On a handful of times, Agafia ventured out to civilization, if only briefly. One of these excursions was a tour of Russia organized by the Russian government. This was her first times to see cars, streets, houses, airplanes, horses, money, and many other things that most people take for granted. Some of these things fascinated her, while others frightened her, such as busy streets and, oddly, barcodes, which she believed were the mark of the Devil. She also believed that the air and water outside of the taiga was slowly poisoning her, meaning that she never left her home on these trips for very long. She has since been the focus of the book Lost in the Taiga: One Russian Family’s Fifty-Year Struggle for Survival and Religious Freedom in the Siberian Wilderness, by journalist Vasily Peskov, and was visited in 2013 by a crew from Vice Magazine, led by John Martin, who would write of his first impression of her:
For a 70-year-old woman who once had to eat her shoes to survive, I was surprised by how nimble and healthy she appeared. Her property includes several cabins and smaller buildings for goats, chickens, supplies, and preserved food, as well as a garden on the steep hill behind the main dwelling. (The garden was covered in snow during our visit, as it remains for much of the Siberian winter.) Throughout the years, with the help of friends and admirers, she’s built up her property from the one-room shack the whole family used to live in. Dozens of cats freely roam the property.

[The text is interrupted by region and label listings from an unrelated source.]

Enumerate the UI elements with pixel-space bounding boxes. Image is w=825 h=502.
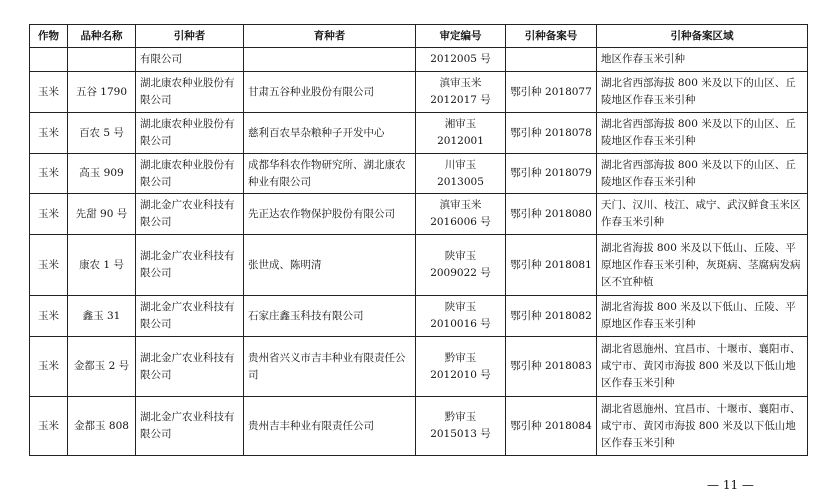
cell-filing-region: 湖北省恩施州、宜昌市、十堰市、襄阳市、咸宁市、黄冈市海拔 800 米及以下低山地区作春玉米引种 (597, 397, 808, 456)
cell-variety (68, 48, 136, 72)
cell-crop: 玉米 (30, 235, 68, 296)
table-row (30, 397, 808, 456)
header-breeder: 育种者 (244, 25, 416, 48)
cell-breeder: 贵州吉丰种业有限责任公司 (244, 397, 416, 456)
cell-variety: 金都玉 2 号 (68, 337, 136, 397)
cell-variety: 先甜 90 号 (68, 194, 136, 235)
cell-crop: 玉米 (30, 296, 68, 337)
cell-breeder: 石家庄鑫玉科技有限公司 (244, 296, 416, 337)
header-crop: 作物 (30, 25, 68, 48)
table-row (30, 113, 808, 154)
cell-filing-region: 湖北省海拔 800 米及以下低山、丘陵、平原地区作春玉米引种，灰斑病、茎腐病发病区不宜种植 (597, 235, 808, 296)
cell-breeder: 甘肃五谷种业股份有限公司 (244, 72, 416, 113)
cell-crop: 玉米 (30, 194, 68, 235)
cell-breeder: 先正达农作物保护股份有限公司 (244, 194, 416, 235)
cell-introducer: 湖北金广农业科技有限公司 (136, 397, 244, 456)
cell-filing-number: 鄂引种 2018080 (506, 194, 597, 235)
cell-breeder: 慈利百农旱杂粮种子开发中心 (244, 113, 416, 154)
cell-introducer: 有限公司 (136, 48, 244, 72)
cell-approval-number: 黔审玉 2012010 号 (416, 337, 506, 397)
cell-filing-region: 湖北省西部海拔 800 米及以下的山区、丘陵地区作春玉米引种 (597, 72, 808, 113)
cell-filing-number: 鄂引种 2018078 (506, 113, 597, 154)
cell-crop: 玉米 (30, 337, 68, 397)
cell-approval-number: 陕审玉 2010016 号 (416, 296, 506, 337)
cell-crop (30, 48, 68, 72)
cell-approval-number: 滇审玉米 2012017 号 (416, 72, 506, 113)
cell-crop: 玉米 (30, 397, 68, 456)
table-row (30, 72, 808, 113)
table-row (30, 235, 808, 296)
cell-introducer: 湖北康农种业股份有限公司 (136, 154, 244, 194)
cell-filing-number: 鄂引种 2018083 (506, 337, 597, 397)
header-filing-region: 引种备案区域 (597, 25, 808, 48)
cell-filing-number: 鄂引种 2018079 (506, 154, 597, 194)
cell-filing-number: 鄂引种 2018082 (506, 296, 597, 337)
cell-approval-number: 黔审玉 2015013 号 (416, 397, 506, 456)
cell-crop: 玉米 (30, 113, 68, 154)
cell-introducer: 湖北康农种业股份有限公司 (136, 72, 244, 113)
cell-filing-region: 湖北省西部海拔 800 米及以下的山区、丘陵地区作春玉米引种 (597, 113, 808, 154)
cell-filing-region: 湖北省西部海拔 800 米及以下的山区、丘陵地区作春玉米引种 (597, 154, 808, 194)
cell-approval-number: 滇审玉米 2016006 号 (416, 194, 506, 235)
table-row (30, 296, 808, 337)
cell-breeder (244, 48, 416, 72)
cell-filing-region: 地区作春玉米引种 (597, 48, 808, 72)
page-number: — 11 — (707, 478, 754, 492)
header-introducer: 引种者 (136, 25, 244, 48)
cell-introducer: 湖北康农种业股份有限公司 (136, 113, 244, 154)
table-row (30, 154, 808, 194)
cell-filing-region: 天门、汉川、枝江、咸宁、武汉鲜食玉米区作春玉米引种 (597, 194, 808, 235)
table-row (30, 194, 808, 235)
table-header-row (30, 25, 808, 48)
variety-filing-table (29, 24, 808, 456)
cell-introducer: 湖北金广农业科技有限公司 (136, 235, 244, 296)
cell-approval-number: 陕审玉 2009022 号 (416, 235, 506, 296)
cell-introducer: 湖北金广农业科技有限公司 (136, 296, 244, 337)
cell-variety: 五谷 1790 (68, 72, 136, 113)
cell-approval-number: 湘审玉 2012001 (416, 113, 506, 154)
cell-introducer: 湖北金广农业科技有限公司 (136, 337, 244, 397)
cell-introducer: 湖北金广农业科技有限公司 (136, 194, 244, 235)
cell-variety: 百农 5 号 (68, 113, 136, 154)
header-approval-number: 审定编号 (416, 25, 506, 48)
table-row (30, 48, 808, 72)
cell-filing-region: 湖北省恩施州、宜昌市、十堰市、襄阳市、咸宁市、黄冈市海拔 800 米及以下低山地区作春玉米引种 (597, 337, 808, 397)
cell-filing-number: 鄂引种 2018081 (506, 235, 597, 296)
cell-breeder: 贵州省兴义市吉丰种业有限责任公司 (244, 337, 416, 397)
cell-filing-number: 鄂引种 2018084 (506, 397, 597, 456)
cell-approval-number: 2012005 号 (416, 48, 506, 72)
header-variety-name: 品种名称 (68, 25, 136, 48)
table-row (30, 337, 808, 397)
cell-filing-number: 鄂引种 2018077 (506, 72, 597, 113)
cell-variety: 康农 1 号 (68, 235, 136, 296)
cell-filing-number (506, 48, 597, 72)
cell-crop: 玉米 (30, 154, 68, 194)
cell-breeder: 成都华科农作物研究所、湖北康农种业有限公司 (244, 154, 416, 194)
cell-filing-region: 湖北省海拔 800 米及以下低山、丘陵、平原地区作春玉米引种 (597, 296, 808, 337)
cell-approval-number: 川审玉 2013005 (416, 154, 506, 194)
header-filing-number: 引种备案号 (506, 25, 597, 48)
cell-variety: 鑫玉 31 (68, 296, 136, 337)
cell-breeder: 张世成、陈明清 (244, 235, 416, 296)
cell-variety: 高玉 909 (68, 154, 136, 194)
cell-crop: 玉米 (30, 72, 68, 113)
cell-variety: 金都玉 808 (68, 397, 136, 456)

As of mid-2019, Agafia was reportedly still living out on the taiga away from civilization, and as far as anyone knows she still is. When asked about whether she was lonely or not, she told one journalist, “Every Christian has their Guardian Angel as well as Christ and the Apostles. I have an Icon that has been blessed. I am never lonely as I always have Christ with me.” The story of the Lykovs seems to end here, with their last remaining member living in exile as she always had, only this time in hiding from the modern world rather than persecution. It is all a rather thrilling, yet ultimately sad tale that seems to have mostly been forgotten. The story of the Lykovs is a fascinating look into the spirit of survival and the ability for humans to overcome the greatest hardships, a mesmerizing tale that is not only both tragic and enthralling, but also one of the indominable human spirit. One can only hope that whatever it is that Agafia Lykov is looking for, that she has found it.